Одиночество поэта несравненно глубже одиночества художника, ибо произведения художника сами о себе говорят — хотя бы со стен мастерской случайному посетителю. То есть возможна определенная отдача творцу, похищение, не силком, внимания. Но никто не видит стихов поэта, нигде, кроме его тетрадок, не существующих. “Поэзия для нас — богиня невидимая”, — говорил Веневитинов. Теперь же прошло время, когда можно было схватить в метро за рукав первого встречного и читать ему стихи. В наши грубовато-реалистические времена уже не ценится символичность действия, что было так модно в шестидесятые. Картина мира усложнилась, и требования — даже не творческие, а просто человеческие — посуровели.

Поэтому некая творческая среда, как это ни обидно, поэту, царю давно развенчанному, все-таки нужна. Нужны люди, столь же безумные, что для них писание и декламация стихов не кажутся чем-то смешным и абсурдным. Одно лишь плохо, эти люди никого, кроме себя, слушать не умеют, равных себе художников не приемлют, ничьими современниками себя не чувствуют.

В этом кругу, словно в Верховном совете, все пропитано завистью, интригами, сплетнями. Книжки, выступления, поездки за границу — слишком большой соблазн для возвышенных поэтов, чтобы оставлять это на произвол судьбы. Сам не бросишься в глаза — никто тебя не заметит. Особенно это свойственно авторам из литинститутской обоймы. По существу, это их одна, но пламенная страсть — быть опубликованными: все равно где, все равно какой ценой. И маленьким литератором приятно быть, в конце концов, как говорил чеховский Сорин.
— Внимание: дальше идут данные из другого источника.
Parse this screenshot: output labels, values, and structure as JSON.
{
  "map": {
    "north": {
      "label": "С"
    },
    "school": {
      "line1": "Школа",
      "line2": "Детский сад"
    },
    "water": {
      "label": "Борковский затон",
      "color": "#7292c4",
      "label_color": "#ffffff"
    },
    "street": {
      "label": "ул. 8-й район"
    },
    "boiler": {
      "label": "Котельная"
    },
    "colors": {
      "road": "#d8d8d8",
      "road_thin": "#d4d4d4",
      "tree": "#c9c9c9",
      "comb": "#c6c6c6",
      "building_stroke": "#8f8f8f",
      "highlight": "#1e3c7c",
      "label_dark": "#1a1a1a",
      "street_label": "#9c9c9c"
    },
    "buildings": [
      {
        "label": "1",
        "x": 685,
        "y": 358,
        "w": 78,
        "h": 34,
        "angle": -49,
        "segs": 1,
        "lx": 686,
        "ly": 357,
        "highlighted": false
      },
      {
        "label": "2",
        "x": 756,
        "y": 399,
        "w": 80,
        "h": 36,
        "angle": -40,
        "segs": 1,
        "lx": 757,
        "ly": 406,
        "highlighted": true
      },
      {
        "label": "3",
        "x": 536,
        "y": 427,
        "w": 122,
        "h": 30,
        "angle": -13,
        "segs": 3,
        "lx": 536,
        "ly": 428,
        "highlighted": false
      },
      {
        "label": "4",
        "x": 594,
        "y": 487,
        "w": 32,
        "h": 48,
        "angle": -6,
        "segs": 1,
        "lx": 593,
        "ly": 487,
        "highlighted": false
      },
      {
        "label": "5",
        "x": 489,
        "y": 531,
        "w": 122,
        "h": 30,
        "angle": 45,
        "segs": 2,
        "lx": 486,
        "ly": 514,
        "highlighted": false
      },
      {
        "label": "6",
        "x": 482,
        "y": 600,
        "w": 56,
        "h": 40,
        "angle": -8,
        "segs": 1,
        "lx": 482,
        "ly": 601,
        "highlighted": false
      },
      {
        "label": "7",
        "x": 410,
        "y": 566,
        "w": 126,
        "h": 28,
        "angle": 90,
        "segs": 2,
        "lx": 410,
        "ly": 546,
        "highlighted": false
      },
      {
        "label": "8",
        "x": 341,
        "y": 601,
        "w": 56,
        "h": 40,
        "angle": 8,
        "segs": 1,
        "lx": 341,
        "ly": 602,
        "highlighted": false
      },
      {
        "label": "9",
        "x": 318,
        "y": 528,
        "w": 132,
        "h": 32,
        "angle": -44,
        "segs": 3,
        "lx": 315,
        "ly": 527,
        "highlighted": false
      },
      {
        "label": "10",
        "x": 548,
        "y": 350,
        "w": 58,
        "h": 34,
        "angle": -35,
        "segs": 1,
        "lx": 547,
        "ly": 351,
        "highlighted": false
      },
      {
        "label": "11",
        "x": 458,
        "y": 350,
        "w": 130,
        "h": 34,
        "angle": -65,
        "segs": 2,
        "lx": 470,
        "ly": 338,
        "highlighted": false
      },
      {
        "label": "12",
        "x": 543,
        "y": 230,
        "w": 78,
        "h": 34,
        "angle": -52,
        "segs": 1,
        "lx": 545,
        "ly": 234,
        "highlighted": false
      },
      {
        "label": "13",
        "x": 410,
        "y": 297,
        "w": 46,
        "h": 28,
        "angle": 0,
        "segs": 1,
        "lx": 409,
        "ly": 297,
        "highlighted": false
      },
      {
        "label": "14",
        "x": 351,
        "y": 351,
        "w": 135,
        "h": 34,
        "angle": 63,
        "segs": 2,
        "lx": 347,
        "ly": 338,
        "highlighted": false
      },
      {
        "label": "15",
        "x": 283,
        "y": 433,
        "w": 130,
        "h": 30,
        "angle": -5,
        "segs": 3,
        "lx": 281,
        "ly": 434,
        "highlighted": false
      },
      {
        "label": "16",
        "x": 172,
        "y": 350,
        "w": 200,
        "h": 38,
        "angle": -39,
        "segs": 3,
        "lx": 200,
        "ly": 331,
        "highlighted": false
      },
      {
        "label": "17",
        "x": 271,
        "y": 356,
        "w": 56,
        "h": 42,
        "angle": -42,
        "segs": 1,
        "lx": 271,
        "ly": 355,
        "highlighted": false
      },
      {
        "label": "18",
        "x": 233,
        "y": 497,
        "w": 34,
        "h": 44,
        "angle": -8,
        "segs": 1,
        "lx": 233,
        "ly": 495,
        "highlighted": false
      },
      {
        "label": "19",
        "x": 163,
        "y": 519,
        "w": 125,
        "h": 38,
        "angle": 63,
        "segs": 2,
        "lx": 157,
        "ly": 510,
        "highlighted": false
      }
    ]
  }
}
Поэты, по-видимому, делятся на тех, кто относится к поэзии как к ремеслу, не хуже всякого другого (используя ироническую формулу Пушкина, повторенную (серьезно) Брюсовым), и тех, кто не может видеть в поэзии профессии, некоего “дела” или “служения”, но лишь невольную мистику или “богему души”, ничем не подстрекаемую, кроме, может быть, образа жизни, ничем не фиксируемую, кроме случайных необъяснимых стихов. Примером первых и был Брюсов (и очевидно — Гумилев). Вообще, большинство лауреатов и кумиров толпы — поэты первого рода. Я знаю много подобных поэтов, но не понимаю и не люблю их (по-человечески, за вычетом творчества). Вторая тенденция опасна “чуланством” и непреходящим дилетантизмом. Ощущение себя поэтом и жрецом благотворно и наивно. Подобное свойство преходяще и необязательно для стихов. Все же, лишь способность к наблюдению и неумение быть благополучным — вот что подлинно характеризует поэта в его земной жизни.

Никакому таланту нельзя научить — это случайность ума... Однако, легко спрогнозировать, что если человек жил в глуши и в хамстве, и ему никто не говорил об Америке, он Америки и не откроет. Я уважаю свободу. Но это не снимает вопроса школы, когда лишь авторитет мастера дает художнику знание того приема, которым он перережет пуповину собственного рождения и выйдет из мрака всеобщего нелюбопытства.

Разорванность поколений — вопрос частный, но если песни одного поколения плохо переводятся на язык другого — контакт не состоялся. Слова не проходят через оборванные телеграфные провода, а иного способа сообщить о себе с острова неизвестности у нас нет. И оказывается, что, словно возвращаясь в XIX век, нельзя расчитывать ни на почту, ни на устав, ни на равенство в правах, но лишь на любовь.

Кого судьба обделила талантом, пусть пользуется счастьем. Ахматова получила докторское звание в 75 лет. Чуковский — в 80. Некоторые мои знакомые умудряются получить Honoris Causa в тридцать (если это не вранье). Мне, в общем, жалко таких людей, вынужденных без конца крутиться, чтобы подороже продать свое слабое дарование. Да, пусть наслаждаются удачей, выезжая на счастливых сторонах своего характера, коль им закрыта радость бескорыстного творчества, безразличного к внешнему блеску, шуму, вокруг него царящему. Блажен, кто молча был поэт.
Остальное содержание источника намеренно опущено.